The sentence was announced by Acting United States Attorney for the District of Maryland Stephen M. Schenning and Special Agent in Charge Gordon B. Johnson of the Federal Bureau of Investigation, Baltimore Field Office.
According his plea agreement, from 2002 to about 2014, Fischer was a partner at TriArc Financial Services, Inc. (TriArc Services), which provided automotive and mortgage insurance products, including residual value insurance. Residual Value Insurance (“RVI”) helped companies leasing vehicles to consumers to manage the risk from decreases in the value of the vehicle during the term of an auto lease. RVI typically provided for payments to the owner of a leased vehicle if the value of the vehicle at the end of the lease was less than a certain amount specified in the terms of the insurance coverage when the lease began. In the early 2000s, RVI policies were widely issued by insurance companies and TriArc Services generated substantial revenue for the company and its partners, including Fischer, who served as insurance brokers for RVI products. In 2008 and 2009, in conjunction with the financial recession and changes in consumers’ desires for used automobiles, many insureds suffered substantial losses under RVI insurance policies.

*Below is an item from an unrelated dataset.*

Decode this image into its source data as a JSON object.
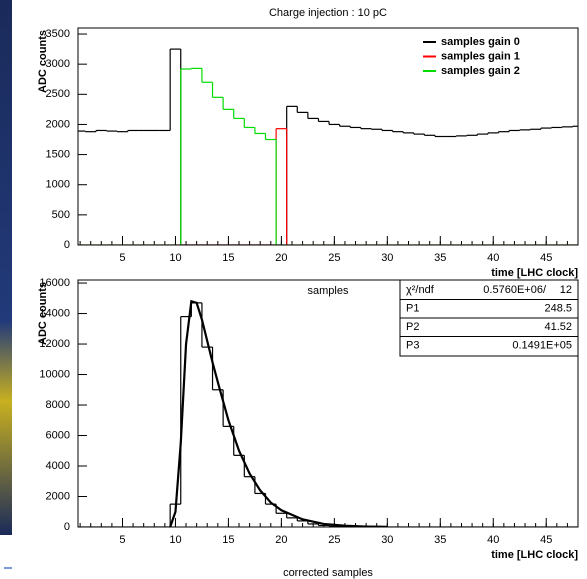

Fischer admitted that from 2009 until 2014, he persuaded victim businesses to purchase RVI insurance coverage, which Fischer knew did not exist, so that Fischer could use a substantial portion of the victims’ insurance premiums for his personal benefit. Specifically, in the summer of 2009, Fischer created a Nevada corporation called TriArc Marketing Solutions (TriArc Solutions) and opened bank accounts for TriArc Solutions. During the course of the scheme, Fischer caused prospective insureds to believe that he that he was authorized to issue RVI policies on behalf of TriArc Services, a multinational property and casualty insurance company specializing in coverage for small to medium sized businesses, and one of that business’ subsidiaries. Fischer also concealed the creation and use of TriArc Solutions from his partners at TriArc Services.
Fischer created and sent false insurance coverage documents, fraudulent emails, premium invoices, lists of covered vehicles, and other documents to victim companies, causing them to falsely believe that they had purchased RVI insurance through Fischer. Fischer used the identity of an employee of a multinational property and casualty insurance company in furtherance of the fraud, including his name, title and purported signature on the declaration pages of the fake insurance policies. Fischer concealed from the employee and the company that Fischer was pretending to issue RVI insurance policies on behalf of the company.
Fischer collected more than $4.4 million in RVI insurance premiums from the victims, which he deposited into the TriArc Solutions bank accounts. Fischer and his relatives used the proceeds of the insurance premium payments for their personal benefit.
Fischer also admitted that he failed to report a significant portion of the money he obtained from the fraud on his annual tax returns for the 2009 through 2014 calendar years. The total income Fischer received, but did not report to the IRS for these tax years exceeded $3.3 million, which generated a substantial tax loss to the United States.
As part of his plea agreement, Fischer will be required to forfeit all property constituting, derived from, or traceable to the proceeds of the fraud, in the amount of $4.4 million. In addition, Fischer was ordered to pay $3,823,529.00 in restitution.
Today’s sentence is part of the efforts undertaken in connection with the President’s Financial Fraud Enforcement Task Force. The task force was established to wage an aggressive, coordinated and proactive effort to investigate and prosecute financial crimes. With more than 20 federal agencies, 94 U.S. attorneys’ offices, and state and local partners, it’s the broadest coalition of law enforcement, investigatory and regulatory agencies ever assembled to combat fraud. Since its formation, the task force has made great strides in facilitating increased investigation and prosecution of financial crimes; enhancing coordination and cooperation among federal, state and local authorities; addressing discrimination in the lending and financial markets; and conducting outreach to the public, victims, financial institutions and other organizations. Since fiscal year 2009, the Justice Department has filed over 18,000 financial fraud cases against more than 25,000 defendants. For more information on the task force, please visit www.StopFraud.gov.
Acting United States Attorney Stephen M. Schenning commended the FBI for its work in the investigation. Mr. Schenning thanked Assistant U.S. Attorneys Harry M. Gruber and David Metcalf, who prosecuted the case.